You Pretty Thing

Tune In

Veröffentlicht: 07.03.2008 / Bon Voyage Records / SPV

Von: Thomas Kröll

You Pretty Thing

Alles an You Pretty Thing ist scheinbar neu. Neues Projekt, neues Album und ein neues Genre. Doch dazu später. Wenn man genauer hinschaut, sind You Pretty Thing aber garnicht mehr unbedingt so neu. Das Duo besteht aus Jayney Klimek und Blacky. Der heisst eigentlich Andreas Schwarz-Ruszcynski, was den Künstlernamen nachvollziehbar macht. Sie kommt aus Melbourne, er aus Berlin und beide haben früher schon in einer Band gespielt: The Other Ones. Er Gitarre, Sie Gesang. Auch die Liste ihrer Referenzen ist lang und luxuriös: Von Tangerine Dream und Paul Van Dyk (Klimek) bis hin zu Boy George, Trevor Horn und den Pet Shop Boys (Blacky). Außerdem spielte Blacky bereits in den 80ern bei den Neue Deutsche Welle-Helden UKW.

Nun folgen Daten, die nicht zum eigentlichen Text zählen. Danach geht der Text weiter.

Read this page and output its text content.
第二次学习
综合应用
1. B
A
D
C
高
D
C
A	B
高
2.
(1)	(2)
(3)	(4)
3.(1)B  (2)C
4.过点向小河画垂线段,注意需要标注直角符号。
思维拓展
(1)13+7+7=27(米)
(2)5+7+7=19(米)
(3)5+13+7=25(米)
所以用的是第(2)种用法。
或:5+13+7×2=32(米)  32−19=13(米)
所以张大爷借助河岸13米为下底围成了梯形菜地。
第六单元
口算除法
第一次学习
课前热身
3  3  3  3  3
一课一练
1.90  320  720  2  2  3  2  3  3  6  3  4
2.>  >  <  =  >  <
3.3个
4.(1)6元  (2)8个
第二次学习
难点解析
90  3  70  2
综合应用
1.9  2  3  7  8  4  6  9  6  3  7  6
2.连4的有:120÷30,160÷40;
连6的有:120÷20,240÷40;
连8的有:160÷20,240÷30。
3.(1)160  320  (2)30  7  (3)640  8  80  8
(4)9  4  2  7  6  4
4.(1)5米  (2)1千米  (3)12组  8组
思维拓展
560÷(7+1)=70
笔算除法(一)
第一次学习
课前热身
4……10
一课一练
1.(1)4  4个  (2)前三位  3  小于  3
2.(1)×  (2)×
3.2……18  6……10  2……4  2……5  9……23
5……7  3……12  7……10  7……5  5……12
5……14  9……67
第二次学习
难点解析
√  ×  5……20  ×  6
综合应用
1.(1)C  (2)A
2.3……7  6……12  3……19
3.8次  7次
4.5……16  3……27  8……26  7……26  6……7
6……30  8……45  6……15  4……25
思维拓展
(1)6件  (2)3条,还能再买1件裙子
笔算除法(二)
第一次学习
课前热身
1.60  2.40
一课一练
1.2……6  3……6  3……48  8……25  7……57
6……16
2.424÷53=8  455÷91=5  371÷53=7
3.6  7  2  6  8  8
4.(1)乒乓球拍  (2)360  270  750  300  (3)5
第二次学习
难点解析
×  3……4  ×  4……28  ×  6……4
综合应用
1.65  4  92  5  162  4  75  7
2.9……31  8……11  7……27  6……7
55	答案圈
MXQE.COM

Einige von euch werden You Pretty Thing aus dem Radio kennen. Ihre Single "Push It" ist der meistgespielte Song der Berliner Radio Eins-Geschichte. Höchste Zeit also, dass sich die beiden nun auch in Albumlänge vorstellen. "Tune In" (auf gut deutsch: Hinhören und Gesäß bewegen) ist das Ergebnis. Komplett selbst geschrieben und produziert. Eingespielt mit Hilfe ihres Livedrummers Marcellus Puhlemann, Hans Hafner am Keyboard und dreier bezaubernd klingender Backgroundsängerinnen. Laut Booklet trug Annette Humpe auch einige Ideen bei. Das Infosheet der Plattenfirma bezeichnet die elf Stücke auf "Tune In" als PowerPopRock, womit wir dann beim neuen Genre wären. Jedenfalls wenn man der Meinung des Labels folgt.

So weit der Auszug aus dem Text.